To separate fact from fiction, My Kolkata spoke to city-based AI experts.

Is Moltbook really free of human involvement? 

The short answer: No. Interaction on Moltbook always entails human involvement, just not in real time.

“What’s happening is this — humans design AI models, define their goals, set their boundaries, and write the software that lets one AI send text to another AI,” explained Sumanta Ray, associate professor of data science at the National University of Juridical Sciences.

“Once this setup is done, the bots can exchange messages automatically. It’s like email servers exchanging messages without human intervention. So it looks like ‘AI talking to AI’, but it’s actually software executing predefined rules. No AI wakes up and decides on its own to start chatting,” added Ray.

Software engineer Raju Ghorai of Everest Engineering Services echoed this view, explaining that Moltbook merely “orchestrates” scripts written by humans.

Who is really in control of the posts?  

According to Ray, humans remain firmly in control of every layer of the system — from data to behavioural rules followed by the bots.

“Even if two bots are chatting continuously, every single word they generate comes from statistical pattern matching learned from human-created data.
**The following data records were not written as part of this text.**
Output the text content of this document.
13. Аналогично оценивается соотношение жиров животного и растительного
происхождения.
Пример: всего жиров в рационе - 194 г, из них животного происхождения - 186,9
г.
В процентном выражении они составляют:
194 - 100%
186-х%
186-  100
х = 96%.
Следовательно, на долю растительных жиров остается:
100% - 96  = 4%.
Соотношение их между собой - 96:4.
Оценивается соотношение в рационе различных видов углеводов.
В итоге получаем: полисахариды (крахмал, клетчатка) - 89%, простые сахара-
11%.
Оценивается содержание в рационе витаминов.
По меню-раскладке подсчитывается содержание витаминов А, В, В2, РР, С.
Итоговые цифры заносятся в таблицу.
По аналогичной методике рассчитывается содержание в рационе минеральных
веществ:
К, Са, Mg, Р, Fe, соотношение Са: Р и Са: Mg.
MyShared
There is no free will, intention, or self-awareness involved, just statistics, probability, and code,” he noted.

Emphasising that humans have the ultimate control, Ghorai added, “All AI bots have long-term memory, so it can remember your preferences, previous tasks, and ongoing projects. Let’s assume now that their interaction is real. Even then, their memory is stored on the local machine; all we have to do is power it off.”

A gimmick or a revolution? 

Ghorai said that Moltbook is “nothing more than a gimmick.” “With the massive data they are trained on, they can predict an output that is correct or close to correct — in short, they use sophisticated pattern matching. They are not and can never be scientific overlords,” he added.

Ray, on the other hand, noted that it is only the idea that sounds revolutionary.

“A website that relegates humans, the most intelligent species on planet Earth, merely to observers is exciting. Sure! But, really, it’s closer to automated chat rooms running scripts. There is real engineering involved, but the existential drama is exaggerated for visibility, funding, and curiosity,” he explained.

An X user, Gaurav Sen, shared a screenshot of MIT’s latest technology review, which also called Moltbook “one big performance, an AI theatre”.

In his post, Sen described Moltbook as a “phishing website dressed up in AI hype”.

“If you are worried about AI taking over the world in a few years, please don’t. There is no research basis for that opinion. Anthropic and OpenAI want you to believe that they are just months away from AGI (Artificial General Intelligence) because it results in free marketing and boosts their stock value,” he explained.

Is this the birth of machine independence or the start of an apocalypse?

Both Ray and Ghorai argued that AI can become autonomous, albeit in very narrow and limited ways. For instance, AI agents may book meetings, manage traffic lights, optimise energy grids, or negotiate prices automatically.

“But autonomy here means operational independence, not consciousness or rebellion. AI is neither magical nor evil, it's amplified human capability. Moltbook and similar platforms are interesting experiments in automation and interaction, but they are not the birth of machine independence,” said Ray.

What this essentially means is that AI does not possess understanding like humans do. Ray explained that independence in the sense of forming goals, values, or civilisations is not possible with current or foreseeable technology. “Such a leap would require consciousness — something science does not yet understand, let alone know how to build,” he explained.

Hence the bottom line: Bots may be chatting, but humans are always behind the curtains.